Project Summary Acute kidney injury (AKI) and chronic kidney disease (CKD) are more prevalent in elderly individuals due to the increased susceptibility to injury and diminished repair capability of the aging kidney. Age-related decline of renal function may reflect multicellular dysfunction that leads to reduced capability of the kidney to repair or regenerate in response to stress. Our group previously identified MG53 as a key component of cell membrane repair, which plays a vital role in protection against AKI. We know that renal proximal tubular epithelia (PTE) contain endogenous MG53 protein. In principle, compromised function of MG53 to repair injury to PTE may be an intrinsic mechanism that contributes to reduced kidney function in aging. We also know that MG53's myokine function in tissue repair is compromised in aging. A loss of the crosstalk from muscle to kidney may constitute an extrinsic mechanism leading to the increased vulnerability of the kidney to function properly during aging. This project is centered on testing the hypothesis that MG53 participates in the multicellular process of aging-related AKI and CKD by maintaining the integrity of PTE cells and facilitating muscle-kidney crosstalk. We have made a novel finding that links MG53's myokine function in control of intracellular Ca signaling to modulation of inflammasome activation associated with kidney injury and fibrosis. Thus, we developed a novel concept that engineering of macrophages with tailored secretion of MG53 can enhance renoprotection via harnessing inflammation and fibrotic remodeling associated with CKD. If proven, these findings can have a significant impact on geriatric medicine research, as chronic inflammation and fibrosis occur during the aging process and can impact the function of many organs including kidney.
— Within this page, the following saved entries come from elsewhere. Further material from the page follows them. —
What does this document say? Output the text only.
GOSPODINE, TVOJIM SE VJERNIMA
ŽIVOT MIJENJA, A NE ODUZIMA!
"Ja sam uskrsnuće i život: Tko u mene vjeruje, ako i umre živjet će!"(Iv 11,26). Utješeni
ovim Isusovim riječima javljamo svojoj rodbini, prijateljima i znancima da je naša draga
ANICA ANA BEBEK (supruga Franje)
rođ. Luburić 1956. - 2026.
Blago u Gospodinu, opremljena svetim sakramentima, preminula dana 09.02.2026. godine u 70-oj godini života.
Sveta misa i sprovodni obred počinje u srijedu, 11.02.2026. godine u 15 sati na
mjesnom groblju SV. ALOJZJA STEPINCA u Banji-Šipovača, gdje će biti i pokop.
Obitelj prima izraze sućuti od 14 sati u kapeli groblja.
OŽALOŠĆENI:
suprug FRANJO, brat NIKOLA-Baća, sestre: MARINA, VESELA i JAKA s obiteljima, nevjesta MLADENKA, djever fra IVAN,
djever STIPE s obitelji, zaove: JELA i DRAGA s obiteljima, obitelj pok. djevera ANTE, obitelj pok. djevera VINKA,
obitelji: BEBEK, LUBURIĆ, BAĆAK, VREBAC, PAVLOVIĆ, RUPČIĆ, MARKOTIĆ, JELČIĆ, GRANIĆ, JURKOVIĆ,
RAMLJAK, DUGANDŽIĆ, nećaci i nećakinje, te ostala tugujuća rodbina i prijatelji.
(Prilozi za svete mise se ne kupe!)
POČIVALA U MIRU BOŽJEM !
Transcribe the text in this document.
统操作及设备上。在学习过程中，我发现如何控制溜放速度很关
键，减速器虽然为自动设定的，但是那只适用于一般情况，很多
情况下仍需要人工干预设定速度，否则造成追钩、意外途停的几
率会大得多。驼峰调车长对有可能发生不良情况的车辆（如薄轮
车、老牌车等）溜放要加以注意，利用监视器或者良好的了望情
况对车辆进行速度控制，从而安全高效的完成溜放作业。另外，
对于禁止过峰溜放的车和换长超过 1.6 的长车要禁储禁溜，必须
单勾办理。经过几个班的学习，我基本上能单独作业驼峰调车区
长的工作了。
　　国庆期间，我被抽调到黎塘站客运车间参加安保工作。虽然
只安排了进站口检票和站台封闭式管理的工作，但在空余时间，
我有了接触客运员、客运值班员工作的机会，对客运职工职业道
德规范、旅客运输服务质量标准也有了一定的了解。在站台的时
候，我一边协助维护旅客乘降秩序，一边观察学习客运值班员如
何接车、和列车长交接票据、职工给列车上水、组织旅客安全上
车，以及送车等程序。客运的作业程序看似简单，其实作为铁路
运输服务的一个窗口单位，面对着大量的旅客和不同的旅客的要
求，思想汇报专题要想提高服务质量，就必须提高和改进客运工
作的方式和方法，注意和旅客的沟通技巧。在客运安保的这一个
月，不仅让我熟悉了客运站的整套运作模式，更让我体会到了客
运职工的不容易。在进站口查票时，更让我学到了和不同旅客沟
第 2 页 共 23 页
项目摘要急性肾损伤（阿基）和慢性肾病（CKD）在老年人中更普遍，这是由于增加对损伤的敏感性和降低老化肾脏的修复能力。肾功能减退功能可能反映多细胞功能障碍，导致肾脏修复或再生能力降低来应对压力。我们的研究小组先前确定MG 53是细胞膜修复的关键成分，在预防阿基方面起着至关重要的作用。我们知道肾近端小管上皮细胞（PTE）含有内源性MG 53蛋白。原则上，MG 53修复PTE损伤的受损功能可能是一种内在的损伤。这是导致衰老时肾功能下降的机制。我们还知道MG 53的肌因子功能，组织修复在老化中受损。从肌肉到肾脏的串扰的损失可能构成外在的这是导致肾脏在衰老过程中功能正常的脆弱性增加的机制。这个项目是中心在于检验MG 53参与衰老相关阿基的多细胞过程的假设， CKD通过维持PTE细胞的完整性和促进肌肉-肾脏串扰。我们写了一本小说这一发现将MG 53的肌因子功能与细胞内Ca信号传导的控制与炎症小体的调节联系起来，活化与肾损伤和纤维化相关。因此，我们开发了一个新的概念，具有定制的MG 53分泌的巨噬细胞可以通过利用炎症增强肾保护，与CKD相关的纤维化重塑。如果得到证实，这些发现可能会对老年人产生重大影响。医学研究，因为慢性炎症和纤维化发生在衰老过程中，包括肾脏在内的许多器官的功能。